Yappy Hew Near: Anyone else hoping that this next one will be a wonderful year?
Maybe preventing special education?: What's to be done about neural tube defects?
More ABA Medicaid fraud: What happened in Minnesota?
ASAT newsletter January 2024: Why should you want to read this valuable resource?
So, that was the week’s posts for the previous seven days. If you missed any of these, you can follow the links. Of course, one can always go to the home page to see these and earlier posts (some of which require a paid subscription).
Commentary
The posts for the past week included one about Margaret Carroll’s passing. That post provides me an opportunity to note the importance of the broad and diverse membership in the special education community. There are lots of us and it takes pretty much every one of us to make this endeavor—the provision of special education, not just SET—progress.
Professor Carroll, whom I may or may not have met 40-some years ago, was not one of the high-flying folks whom one might expect to read about in publications about special education. By many accounts I read in preparing the remembrance of her, however, she was a dedicated member of the special education community and she inspired many other educators to provide helpful services to students with disabilities. She was like many of us, someone who did the work without fanfare and fireworks, and I see her as someone to emulate,
The posts of SET are full of news, events, and remembrances of people whose work we read about in books and journals, grant projects from which we learn, activities we follow. But the folks featured in such stories only represent a small percentage of the people who are special educators. For each famous special education figure, there are 1000s or 10s of 1000s of special educators who work day in and day out to improve the lot of our kids. These special educators are the power and strength of special education.
One of my goals for SET is to humanize “the biz.” Instead of using professional “head shots,” I want to feature images of people in more natural situations. I want those famous figures to be recognized for their human sides, not just their academic accomplishments. And, in the same vein, I want all of us to know about some of the people who are full-on special educators doing the work that is necessary for our kids to get an education.

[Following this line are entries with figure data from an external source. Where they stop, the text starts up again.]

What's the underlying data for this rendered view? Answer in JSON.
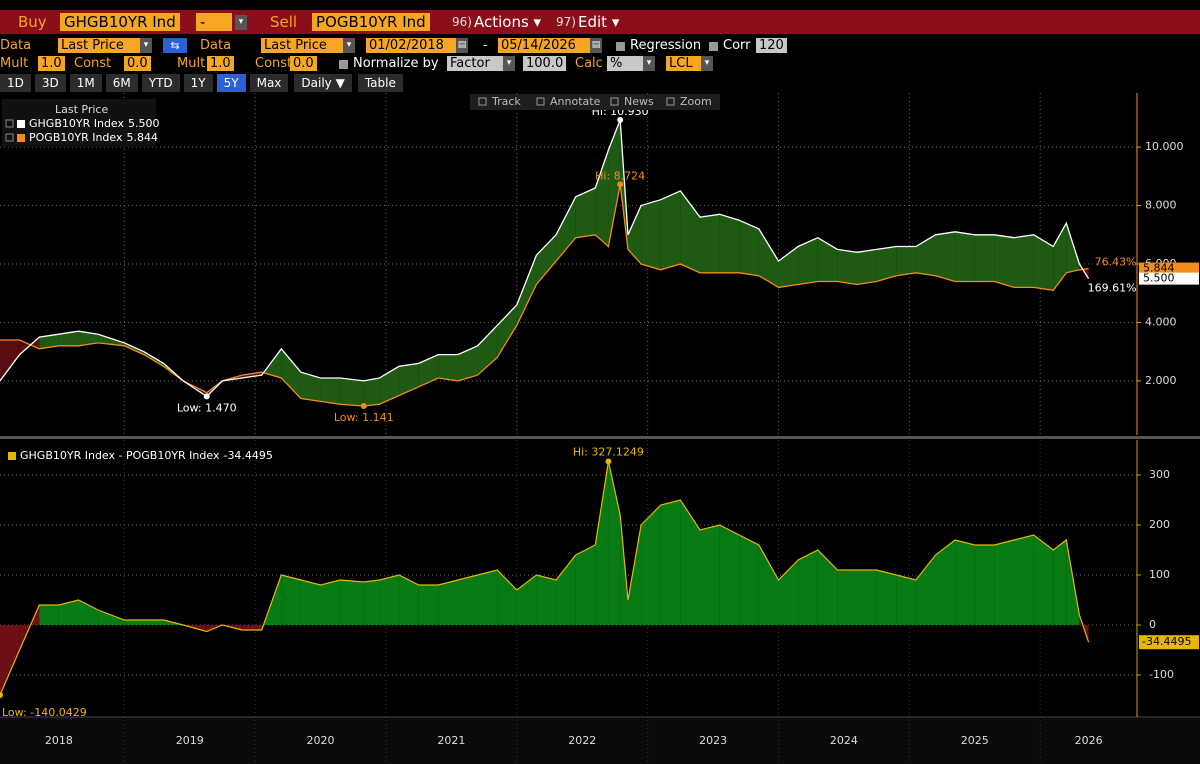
{
  "toolbar": {
    "buy_label": "Buy",
    "buy_ticker": "GHGB10YR Ind",
    "operator": "-",
    "sell_label": "Sell",
    "sell_ticker": "POGB10YR Ind",
    "actions_num": "96)",
    "actions": "Actions ▾",
    "edit_num": "97)",
    "edit": "Edit ▾"
  },
  "settings": {
    "data1_label": "Data",
    "data1": "Last Price",
    "data2_label": "Data",
    "data2": "Last Price",
    "start": "01/02/2018",
    "dash": "-",
    "end": "05/14/2026",
    "regression": "Regression",
    "corr": "Corr",
    "corr_n": "120",
    "mult1_label": "Mult",
    "mult1": "1.0",
    "const1_label": "Const",
    "const1": "0.0",
    "mult2_label": "Mult",
    "mult2": "1.0",
    "const2_label": "Const",
    "const2": "0.0",
    "normalize": "Normalize by",
    "factor": "Factor",
    "factor_value": "100.0",
    "calc_label": "Calc",
    "calc": "%",
    "lcl": "LCL"
  },
  "periods": [
    "1D",
    "3D",
    "1M",
    "6M",
    "YTD",
    "1Y",
    "5Y",
    "Max"
  ],
  "selected_period": "5Y",
  "frequency": "Daily ▼",
  "table": "Table",
  "chart_tools": [
    "Track",
    "Annotate",
    "News",
    "Zoom"
  ],
  "chart_data": [
    {
      "type": "line",
      "legend_title": "Last Price",
      "x": [
        2018.05,
        2018.2,
        2018.35,
        2018.5,
        2018.65,
        2018.8,
        2019.0,
        2019.15,
        2019.3,
        2019.45,
        2019.63,
        2019.75,
        2019.9,
        2020.05,
        2020.2,
        2020.35,
        2020.5,
        2020.65,
        2020.83,
        2020.95,
        2021.1,
        2021.25,
        2021.4,
        2021.55,
        2021.7,
        2021.85,
        2022.0,
        2022.15,
        2022.3,
        2022.45,
        2022.6,
        2022.7,
        2022.79,
        2022.85,
        2022.95,
        2023.1,
        2023.25,
        2023.4,
        2023.55,
        2023.7,
        2023.85,
        2024.0,
        2024.15,
        2024.3,
        2024.45,
        2024.6,
        2024.75,
        2024.9,
        2025.05,
        2025.2,
        2025.35,
        2025.5,
        2025.65,
        2025.8,
        2025.95,
        2026.1,
        2026.2,
        2026.3,
        2026.37
      ],
      "series": [
        {
          "name": "GHGB10YR Index",
          "color": "#ffffff",
          "last": {
            "value": 5.5,
            "label": "5.500"
          },
          "change_label": "169.61%",
          "values": [
            2.0,
            2.9,
            3.5,
            3.6,
            3.7,
            3.6,
            3.3,
            3.0,
            2.6,
            2.0,
            1.47,
            2.0,
            2.1,
            2.2,
            3.1,
            2.3,
            2.1,
            2.1,
            2.0,
            2.1,
            2.5,
            2.6,
            2.9,
            2.9,
            3.2,
            3.9,
            4.6,
            6.3,
            7.0,
            8.3,
            8.6,
            9.9,
            10.93,
            7.0,
            8.0,
            8.2,
            8.5,
            7.6,
            7.7,
            7.5,
            7.2,
            6.1,
            6.6,
            6.9,
            6.5,
            6.4,
            6.5,
            6.6,
            6.6,
            7.0,
            7.1,
            7.0,
            7.0,
            6.9,
            7.0,
            6.6,
            7.4,
            6.0,
            5.5
          ]
        },
        {
          "name": "POGB10YR Index",
          "color": "#f28c1a",
          "last": {
            "value": 5.844,
            "label": "5.844"
          },
          "change_label": "76.43%",
          "values": [
            3.4,
            3.4,
            3.1,
            3.2,
            3.2,
            3.3,
            3.2,
            2.9,
            2.5,
            2.0,
            1.6,
            2.0,
            2.2,
            2.3,
            2.1,
            1.4,
            1.3,
            1.2,
            1.141,
            1.2,
            1.5,
            1.8,
            2.1,
            2.0,
            2.2,
            2.8,
            3.9,
            5.3,
            6.1,
            6.9,
            7.0,
            6.6,
            8.724,
            6.5,
            6.0,
            5.8,
            6.0,
            5.7,
            5.7,
            5.7,
            5.6,
            5.2,
            5.3,
            5.4,
            5.4,
            5.3,
            5.4,
            5.6,
            5.7,
            5.6,
            5.4,
            5.4,
            5.4,
            5.2,
            5.2,
            5.1,
            5.7,
            5.8,
            5.844
          ]
        }
      ],
      "positive_fill": "#1f5a12",
      "negative_fill": "#5a0c10",
      "xlim": [
        2018.05,
        2026.74
      ],
      "x_gridlines": [
        2019,
        2020,
        2021,
        2022,
        2023,
        2024,
        2025,
        2026
      ],
      "ylim": [
        0.15,
        11.85
      ],
      "yticks": [
        {
          "value": 2,
          "label": "2.000"
        },
        {
          "value": 4,
          "label": "4.000"
        },
        {
          "value": 6,
          "label": "6.000"
        },
        {
          "value": 8,
          "label": "8.000"
        },
        {
          "value": 10,
          "label": "10.000"
        }
      ],
      "annotations": [
        {
          "label": "Hi: 10.930",
          "x": 2022.79,
          "value": 10.93,
          "color": "#ffffff",
          "anchor": "above"
        },
        {
          "label": "Hi: 8.724",
          "x": 2022.79,
          "value": 8.724,
          "color": "#f28c1a",
          "anchor": "above"
        },
        {
          "label": "Low: 1.470",
          "x": 2019.63,
          "value": 1.47,
          "color": "#ffffff",
          "anchor": "below"
        },
        {
          "label": "Low: 1.141",
          "x": 2020.83,
          "value": 1.141,
          "color": "#f28c1a",
          "anchor": "below"
        }
      ]
    },
    {
      "type": "area",
      "title": "GHGB10YR Index - POGB10YR Index",
      "last": {
        "value": -34.4495,
        "label": "-34.4495"
      },
      "color": "#e8b800",
      "positive_fill": "#087a14",
      "negative_fill": "#6b0f14",
      "x": [
        2018.05,
        2018.2,
        2018.35,
        2018.5,
        2018.65,
        2018.8,
        2019.0,
        2019.15,
        2019.3,
        2019.45,
        2019.63,
        2019.75,
        2019.9,
        2020.05,
        2020.2,
        2020.35,
        2020.5,
        2020.65,
        2020.83,
        2020.95,
        2021.1,
        2021.25,
        2021.4,
        2021.55,
        2021.7,
        2021.85,
        2022.0,
        2022.15,
        2022.3,
        2022.45,
        2022.6,
        2022.7,
        2022.79,
        2022.85,
        2022.95,
        2023.1,
        2023.25,
        2023.4,
        2023.55,
        2023.7,
        2023.85,
        2024.0,
        2024.15,
        2024.3,
        2024.45,
        2024.6,
        2024.75,
        2024.9,
        2025.05,
        2025.2,
        2025.35,
        2025.5,
        2025.65,
        2025.8,
        2025.95,
        2026.1,
        2026.2,
        2026.3,
        2026.37
      ],
      "values": [
        -140.0429,
        -50,
        40,
        40,
        50,
        30,
        10,
        10,
        10,
        0,
        -13,
        0,
        -10,
        -10,
        100,
        90,
        80,
        90,
        86,
        90,
        100,
        80,
        80,
        90,
        100,
        110,
        70,
        100,
        90,
        140,
        160,
        327.1249,
        220,
        50,
        200,
        240,
        250,
        190,
        200,
        180,
        160,
        90,
        130,
        150,
        110,
        110,
        110,
        100,
        90,
        140,
        170,
        160,
        160,
        170,
        180,
        150,
        170,
        20,
        -34.4495
      ],
      "xlim": [
        2018.05,
        2026.74
      ],
      "x_gridlines": [
        2019,
        2020,
        2021,
        2022,
        2023,
        2024,
        2025,
        2026
      ],
      "xticks": [
        {
          "value": 2018.5,
          "label": "2018"
        },
        {
          "value": 2019.5,
          "label": "2019"
        },
        {
          "value": 2020.5,
          "label": "2020"
        },
        {
          "value": 2021.5,
          "label": "2021"
        },
        {
          "value": 2022.5,
          "label": "2022"
        },
        {
          "value": 2023.5,
          "label": "2023"
        },
        {
          "value": 2024.5,
          "label": "2024"
        },
        {
          "value": 2025.5,
          "label": "2025"
        },
        {
          "value": 2026.37,
          "label": "2026"
        }
      ],
      "ylim": [
        -184,
        370
      ],
      "yticks": [
        -100,
        0,
        100,
        200,
        300
      ],
      "annotations": [
        {
          "label": "Hi: 327.1249",
          "x": 2022.7,
          "value": 327.1249,
          "color": "#e8b800",
          "anchor": "above"
        },
        {
          "label": "Low: -140.0429",
          "x": 2018.05,
          "value": -140.0429,
          "color": "#e8b800",
          "anchor": "below"
        }
      ]
    }
  ]
}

Sure, in a way, this is a thank-a-teacher message. But I hope that it is more than that. I hope it is reminder that we are each part of a large community with shared interests. We are, as I wrote previously, “in this together.” We ought to respect and acknowledge each other’s efforts.
Okay…so I’m finished preaching for this note. Well, not quite. I need to post my usual exhortations: Take care of each other, make sure everyone gets high-fives, help each other to stay out of the path of on-rushing vehicles and adoption of bogus teaching methods, eat healthily (but have a treat now and again), stick to your exercise routines…and, of course, teach your children well.
JohnL,
John Wills Lloyd, Ph.D.
Charlottesville
Your SET guy
SET should not be confused with a product with the same name that is published by the Council for Exceptional Children. SET predated CEC’s publication by decades (see “Lovitt’s Lines” for examples from those days). Despite my appreciation for CEC, this product is not designed to promote that organization. I’m not selling anything here other than what you read in the posts.
John, take care and best wishes for a speedy recovery! My dad recently had a light stroke and fell; his fall caused or aggravated (we're not sure which) compression fractures in two of his cervical vertebrae. He's been in rehab for 2.5 weeks and is headed home today. Last week, it finally processed that he has to wear the cervical collar for 8 weeks. He was thinking two weeks and when I said, no, you have it for 8 weeks, he was less than pleased about that length of time.
Glad you are on the mend and they got it all. Thank you for your service to our special education community.